Мы выпили по одной, и я завернул, пока был в «удобном случае».
— Между прочим, пора, чтобы кто-нибудь покусился и на твою честь.
— Уж не ты ли этот «кто-нибудь»?
— Не… ну я, вообще… Лёшик как там — шансы имеет?
Ветка отчаянно хлопнула вторую рюмку и махнула рукой.
— А-а, у него один бокс на уме.
— Ветка, а ты чего, ни с кем еще?
Она подцепила кружок лучка и, подняв его, скинула в широко открытый рот.
— Ну, ты совсем с ума сошел — такое спрашивать.
Упал задетый локтем нож и Полтавцева, наклонившись в его поисках, болтала что-то невразумительное из-под стола.
— Чего ты говоришь?
— По шее, говорю, дам в следующий раз за такие вопросы.
— Ну, Свет, я без всякого… Ты ж ведь нормальная девчонка, только краской не мажешься и это…
— Что это?
— Ну, прямая какая-то. Как стрела.
Вопросительно и удивленно распахнулись карие глаза с длинными ресницами.
— Кривыми и скользкими только подлецы бывают, Андрюша.
— Да я не про то. Вон, Саньке Лаптеву, что ты на вечере сказала, помнишь?
— Ну, что руки у него мокрые.
— Ну и мокрые. Потеет человек от волнения, а ты без деликатности его при всех дураком выставила.
Совета глубоко задумалась, перебирая в памяти недавний август. Лаптев тогда ушел красный как рак и долго не показывался на людях. А Ветку вообще обходил потом десятой дорогой, как и большинство парней, причесанных острым язычком «девушки с веслом».
— Может, и прав ты. Только, знаешь, каждому кланяться — спина обломается. Наливай лучше.
Мы снова дерябнули, и хмель уже вступил в свои обязанности, начиная ворошить угли пониже пояса.
— Полтавцева, давай я тебя со своим другом познакомлю. Он тоже спортсмен, борец.
— Какого общества?
— ЦДКА. Сейчас он бронетанковый командир, в Латвии.
— А летчика у тебя нет? С Дальнего Востока.

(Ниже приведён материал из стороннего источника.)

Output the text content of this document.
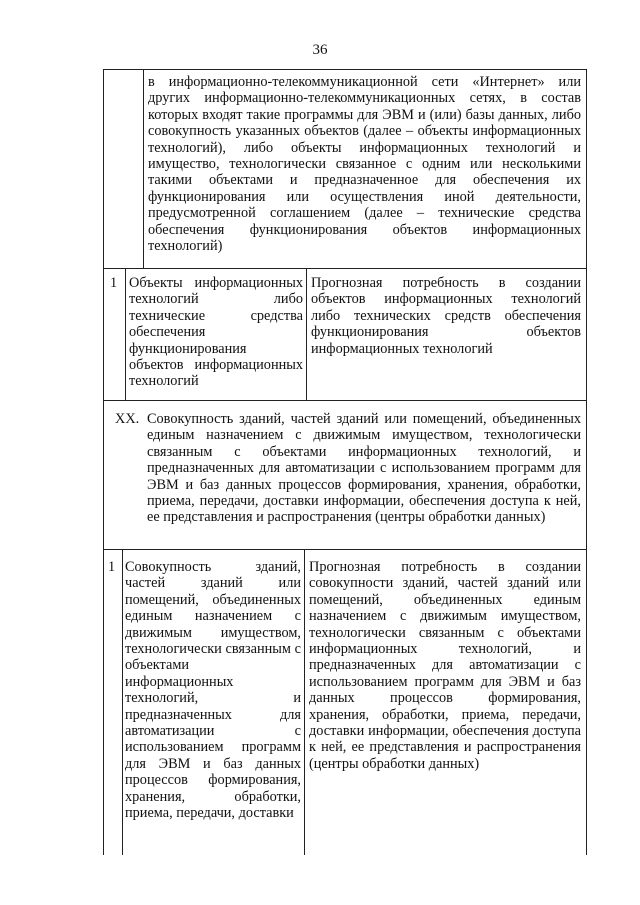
36
в информационно-телекоммуникационной сети «Интернет» или других информационно-телекоммуникационных сетях, в состав которых входят такие программы для ЭВМ и (или) базы данных, либо совокупность указанных объектов (далее – объекты информационных технологий), либо объекты информационных технологий и имущество, технологически связанное с одним или несколькими такими объектами и предназначенное для обеспечения их функционирования или осуществления иной деятельности, предусмотренной соглашением (далее – технические средства обеспечения функционирования объектов информационных технологий)
1 Объекты информационных технологий либо технические средства обеспечения функционирования объектов информационных технологий
Прогнозная потребность в создании объектов информационных технологий либо технических средств обеспечения функционирования объектов информационных технологий
XX. Совокупность зданий, частей зданий или помещений, объединенных единым назначением с движимым имуществом, технологически связанным с объектами информационных технологий, и предназначенных для автоматизации с использованием программ для ЭВМ и баз данных процессов формирования, хранения, обработки, приема, передачи, доставки информации, обеспечения доступа к ней, ее представления и распространения (центры обработки данных)
1 Совокупность зданий, частей зданий или помещений, объединенных единым назначением с движимым имуществом, технологически связанным с объектами информационных технологий, и предназначенных для автоматизации с использованием программ для ЭВМ и баз данных процессов формирования, хранения, обработки, приема, передачи, доставки
Прогнозная потребность в создании совокупности зданий, частей зданий или помещений, объединенных единым назначением с движимым имуществом, технологически связанным с объектами информационных технологий, и предназначенных для автоматизации с использованием программ для ЭВМ и баз данных процессов формирования, хранения, обработки, приема, передачи, доставки информации, обеспечения доступа к ней, ее представления и распространения (центры обработки данных)
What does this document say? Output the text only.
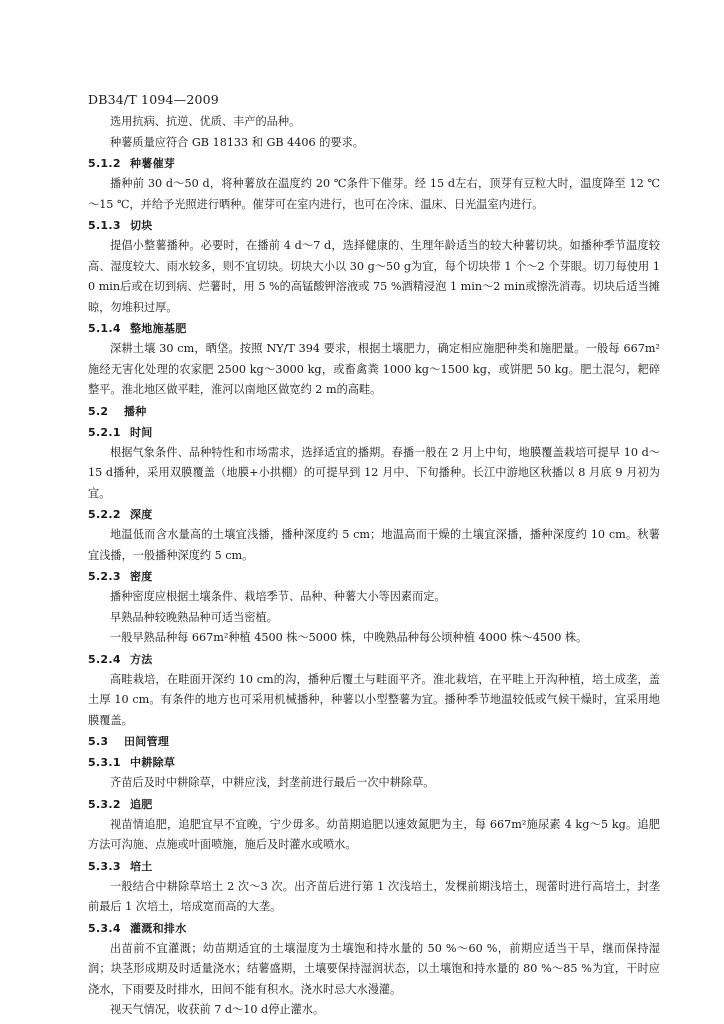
DB34/T 1094—2009

选用抗病、抗逆、优质、丰产的品种。

种薯质量应符合 GB 18133 和 GB 4406 的要求。

5.1.2 种薯催芽

播种前 30 d～50 d，将种薯放在温度约 20 ℃条件下催芽。经 15 d左右，顶芽有豆粒大时，温度降至 12 ℃～15 ℃，并给予光照进行晒种。催芽可在室内进行，也可在冷床、温床、日光温室内进行。

5.1.3 切块

提倡小整薯播种。必要时，在播前 4 d～7 d，选择健康的、生理年龄适当的较大种薯切块。如播种季节温度较高、湿度较大、雨水较多，则不宜切块。切块大小以 30 g～50 g为宜，每个切块带 1 个～2 个芽眼。切刀每使用 10 min后或在切到病、烂薯时，用 5 %的高锰酸钾溶液或 75 %酒精浸泡 1 min～2 min或擦洗消毒。切块后适当摊晾，勿堆积过厚。

5.1.4 整地施基肥

深耕土壤 30 cm，晒垡。按照 NY/T 394 要求，根据土壤肥力，确定相应施肥种类和施肥量。一般每 667m²施经无害化处理的农家肥 2500 kg～3000 kg，或畜禽粪 1000 kg～1500 kg，或饼肥 50 kg。肥土混匀，耙碎整平。淮北地区做平畦，淮河以南地区做宽约 2 m的高畦。

5.2 播种
5.2.1 时间

根据气象条件、品种特性和市场需求，选择适宜的播期。春播一般在 2 月上中旬，地膜覆盖栽培可提早 10 d～15 d播种，采用双膜覆盖（地膜+小拱棚）的可提早到 12 月中、下旬播种。长江中游地区秋播以 8 月底 9 月初为宜。

5.2.2 深度

地温低而含水量高的土壤宜浅播，播种深度约 5 cm；地温高而干燥的土壤宜深播，播种深度约 10 cm。秋薯宜浅播，一般播种深度约 5 cm。

5.2.3 密度

播种密度应根据土壤条件、栽培季节、品种、种薯大小等因素而定。

早熟品种较晚熟品种可适当密植。

一般早熟品种每 667m²种植 4500 株～5000 株，中晚熟品种每公顷种植 4000 株～4500 株。

5.2.4 方法

高畦栽培，在畦面开深约 10 cm的沟，播种后覆土与畦面平齐。淮北栽培，在平畦上开沟种植，培土成垄，盖土厚 10 cm。有条件的地方也可采用机械播种，种薯以小型整薯为宜。播种季节地温较低或气候干燥时，宜采用地膜覆盖。

5.3 田间管理
5.3.1 中耕除草

齐苗后及时中耕除草，中耕应浅，封垄前进行最后一次中耕除草。

5.3.2 追肥

视苗情追肥，追肥宜早不宜晚，宁少毋多。幼苗期追肥以速效氮肥为主，每 667m²施尿素 4 kg～5 kg。追肥方法可沟施、点施或叶面喷施，施后及时灌水或喷水。

5.3.3 培土

一般结合中耕除草培土 2 次～3 次。出齐苗后进行第 1 次浅培土，发棵前期浅培土，现蕾时进行高培土，封垄前最后 1 次培土，培成宽而高的大垄。

5.3.4 灌溉和排水

出苗前不宜灌溉；幼苗期适宜的土壤湿度为土壤饱和持水量的 50 %～60 %，前期应适当干旱，继而保持湿润；块茎形成期及时适量浇水；结薯盛期，土壤要保持湿润状态，以土壤饱和持水量的 80 %～85 %为宜，干时应浇水，下雨要及时排水，田间不能有积水。浇水时忌大水漫灌。

视天气情况，收获前 7 d～10 d停止灌水。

Я вспомнил Старкова и облегченно констатировал, что сие не вызывает у меня никаких душевных треволнений. Видимо, рецидив заканчивался, открывая горизонты дальнейшей жизни. Светлый путь, так сказать.
— Ветка-а…
— Что?
— Если что, ты это… то давай с тобой мы…
— Иди в баню, пьяный дурак.
Она закинула руки за голову, скаля ровные белые зубы.
— Заботливый какой выискался!
Полтавцева встряхнулась, будто прогоняя чертиков из головы.

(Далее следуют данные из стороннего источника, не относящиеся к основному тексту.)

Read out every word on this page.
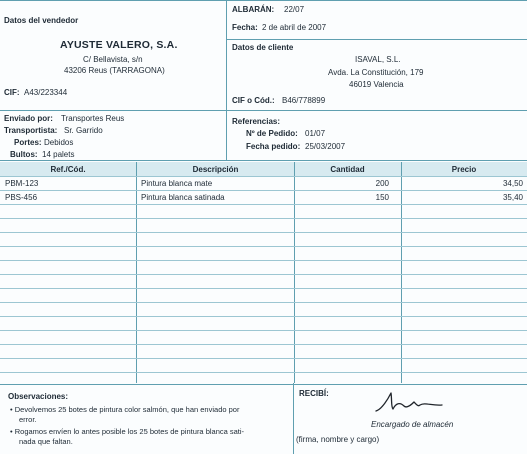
Datos del vendedor
AYUSTE VALERO, S.A.
C/ Bellavista, s/n
43206 Reus (TARRAGONA)
CIF: A43/223344
ALBARÁN: 22/07
Fecha: 2 de abril de 2007
Datos de cliente
ISAVAL, S.L.
Avda. La Constitución, 179
46019 Valencia
CIF o Cód.: B46/778899
Enviado por: Transportes Reus
Transportista: Sr. Garrido
Portes: Debidos
Bultos: 14 palets
Referencias:
Nº de Pedido: 01/07
Fecha pedido: 25/03/2007
Ref./Cód.	Descripción	Cantidad	Precio
PBM-123	Pintura blanca mate	200	34,50
PBS-456	Pintura blanca satinada	150	35,40
Observaciones:
• Devolvemos 25 botes de pintura color salmón, que han enviado por
error.
• Rogamos envíen lo antes posible los 25 botes de pintura blanca sati-
nada que faltan.
RECIBÍ:
Encargado de almacén
(firma, nombre y cargo)
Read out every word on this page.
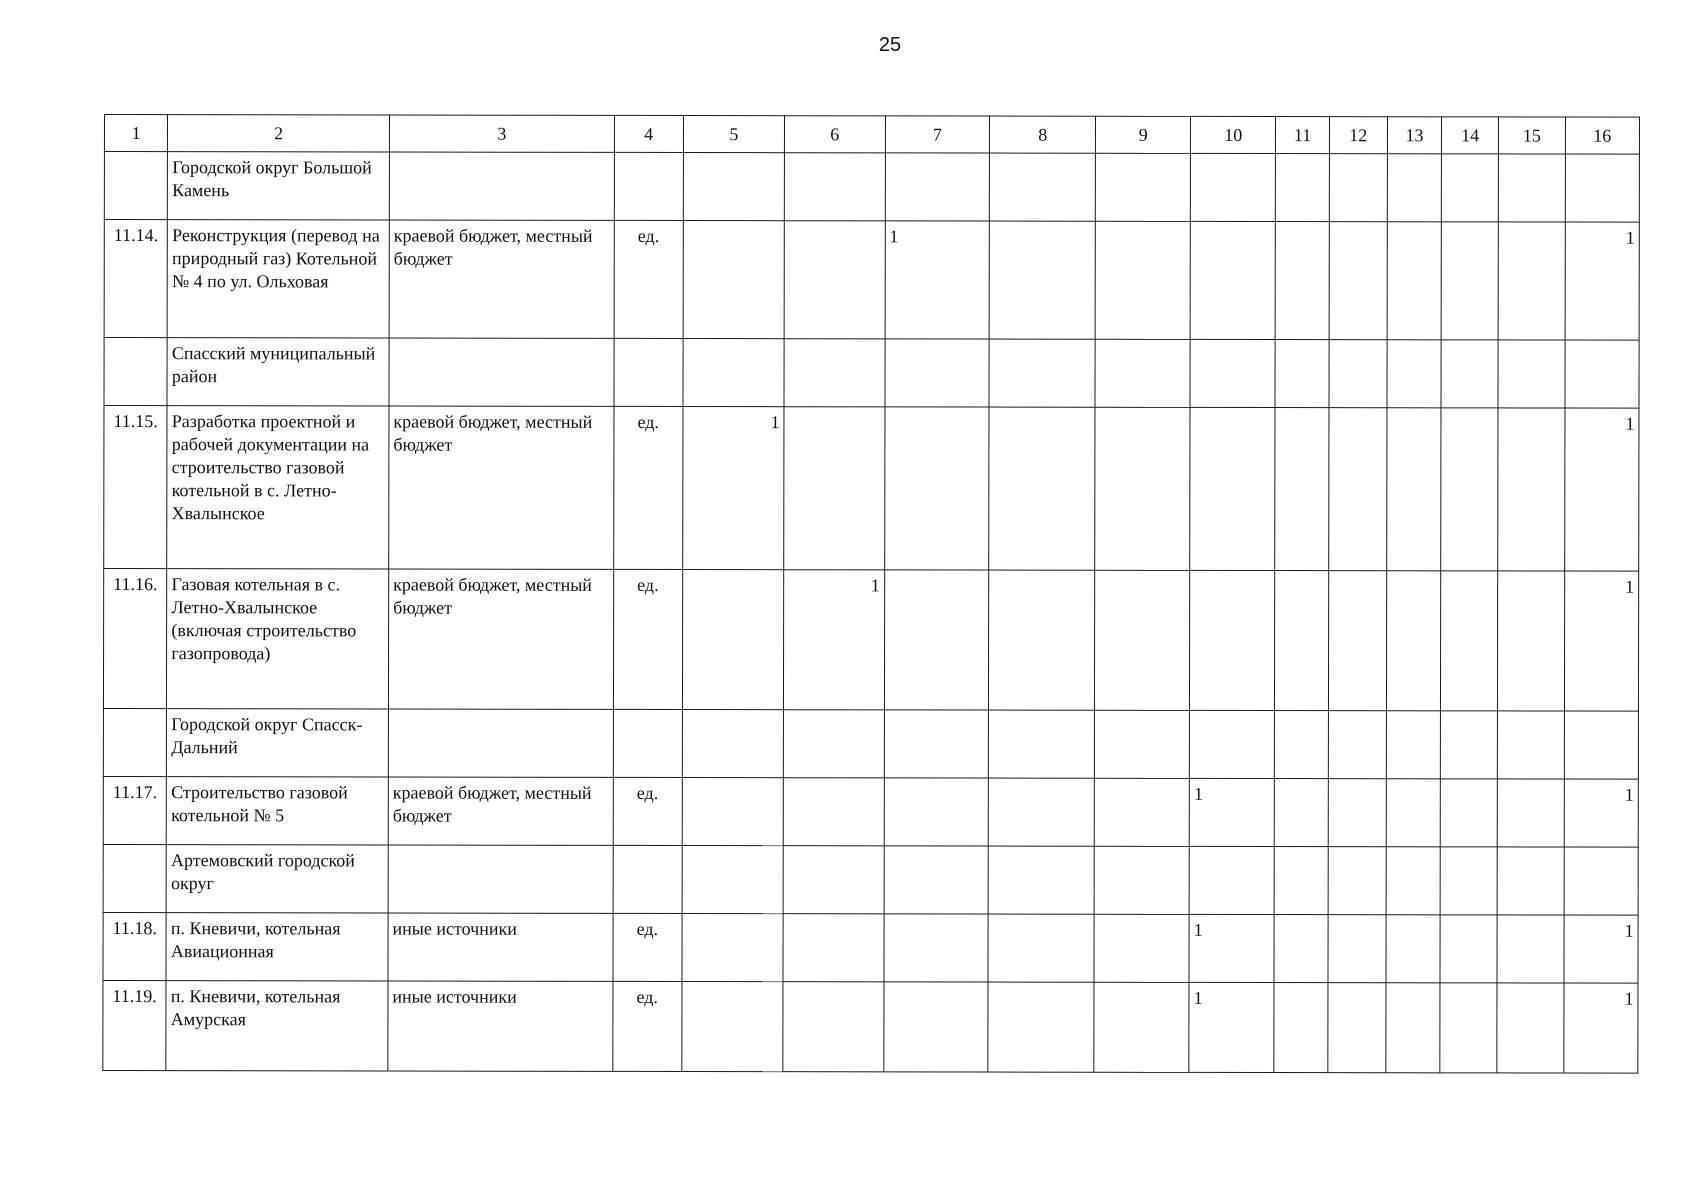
25
1	2	3	4	5	6	7	8	9	10	11	12	13	14	15	16
	Городской округ Большой Камень														
11.14.	Реконструкция (перевод на природный газ) Котельной № 4 по ул. Ольховая	краевой бюджет, местный бюджет	ед.			1									1
	Спасский муниципальный район														
11.15.	Разработка проектной и рабочей документации на строительство газовой котельной в с. Летно-Хвалынское	краевой бюджет, местный бюджет	ед.	1											1
11.16.	Газовая котельная в с. Летно-Хвалынское (включая строительство газопровода)	краевой бюджет, местный бюджет	ед.		1										1
	Городской округ Спасск-Дальний														
11.17.	Строительство газовой котельной № 5	краевой бюджет, местный бюджет	ед.						1						1
	Артемовский городской округ														
11.18.	п. Кневичи, котельная Авиационная	иные источники	ед.						1						1
11.19.	п. Кневичи, котельная Амурская	иные источники	ед.						1						1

— Все! Пьем только чай, а то я привлеку тебя за попытку соблазнения.
— За попытку не привлекают.
— Ничего, тебя привлекут. Тоже мне герой-любовник! — Она звякнула фарфоровой крышкой, улыбаясь своим мыслям, а затем вооружилась сахарными щипцами. — Устроил притон, понимаешь (Кр-р-рах!). Водка, занавесочки, ковер-фантазия (Крр-ррах!). Иди вон лучше Аську охмуряй!

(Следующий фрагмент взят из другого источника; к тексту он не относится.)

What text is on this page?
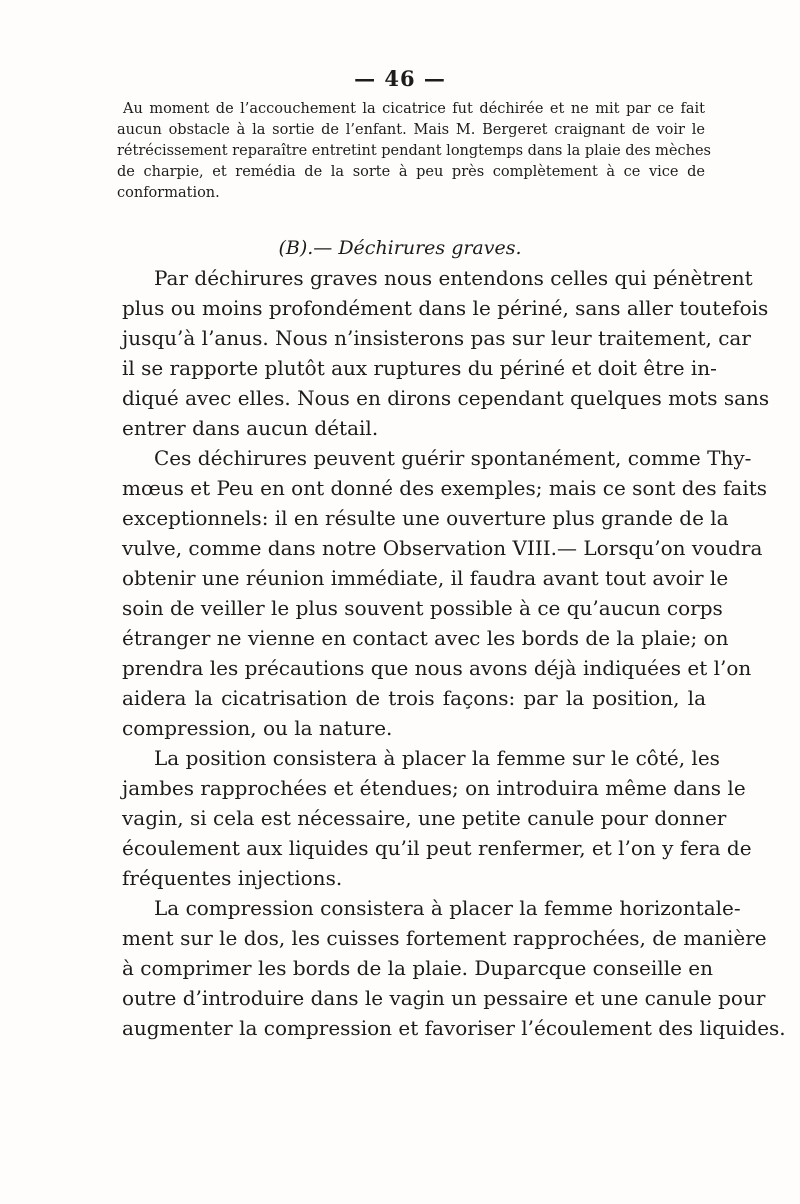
— 46 —
Au moment de l’accouchement la cicatrice fut déchirée et ne mit par ce fait
aucun obstacle à la sortie de l’enfant. Mais M. Bergeret craignant de voir le
rétrécissement reparaître entretint pendant longtemps dans la plaie des mèches
de charpie, et remédia de la sorte à peu près complètement à ce vice de
conformation.
(B).— Déchirures graves.
Par déchirures graves nous entendons celles qui pénètrent
plus ou moins profondément dans le périné, sans aller toutefois
jusqu’à l’anus. Nous n’insisterons pas sur leur traitement, car
il se rapporte plutôt aux ruptures du périné et doit être in-
diqué avec elles. Nous en dirons cependant quelques mots sans
entrer dans aucun détail.
Ces déchirures peuvent guérir spontanément, comme Thy-
mœus et Peu en ont donné des exemples; mais ce sont des faits
exceptionnels: il en résulte une ouverture plus grande de la
vulve, comme dans notre Observation VIII.— Lorsqu’on voudra
obtenir une réunion immédiate, il faudra avant tout avoir le
soin de veiller le plus souvent possible à ce qu’aucun corps
étranger ne vienne en contact avec les bords de la plaie; on
prendra les précautions que nous avons déjà indiquées et l’on
aidera la cicatrisation de trois façons: par la position, la
compression, ou la nature.
La position consistera à placer la femme sur le côté, les
jambes rapprochées et étendues; on introduira même dans le
vagin, si cela est nécessaire, une petite canule pour donner
écoulement aux liquides qu’il peut renfermer, et l’on y fera de
fréquentes injections.
La compression consistera à placer la femme horizontale-
ment sur le dos, les cuisses fortement rapprochées, de manière
à comprimer les bords de la plaie. Duparcque conseille en
outre d’introduire dans le vagin un pessaire et une canule pour
augmenter la compression et favoriser l’écoulement des liquides.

Потекла горячая струя, оседая шипящим паром на дне заварника, и в комнате несмело появился аромат душистого кок-чая.
— Какую Аську?
— Далматову.
— Так, вождь краснокожих, ты уж в одну дуду дуди. То говоришь: не подходи к ней — с моста упадешь; то наоборот. Ревизионизм какой-то!
— Сам ты ревизионист, — засмеялась Ветка, бросая фантик лимонной конфеты. Фантик упал прямо в стакан, и, вытаскивая бумажку, она так близко наклонилась, что наши лица почти касались друг друга.
— А знаешь, как девчонки в лагере тебя на первах называли? — Совета положила голову на упертые в скатерть локти и вытянула губы. — Милый дрю-юг.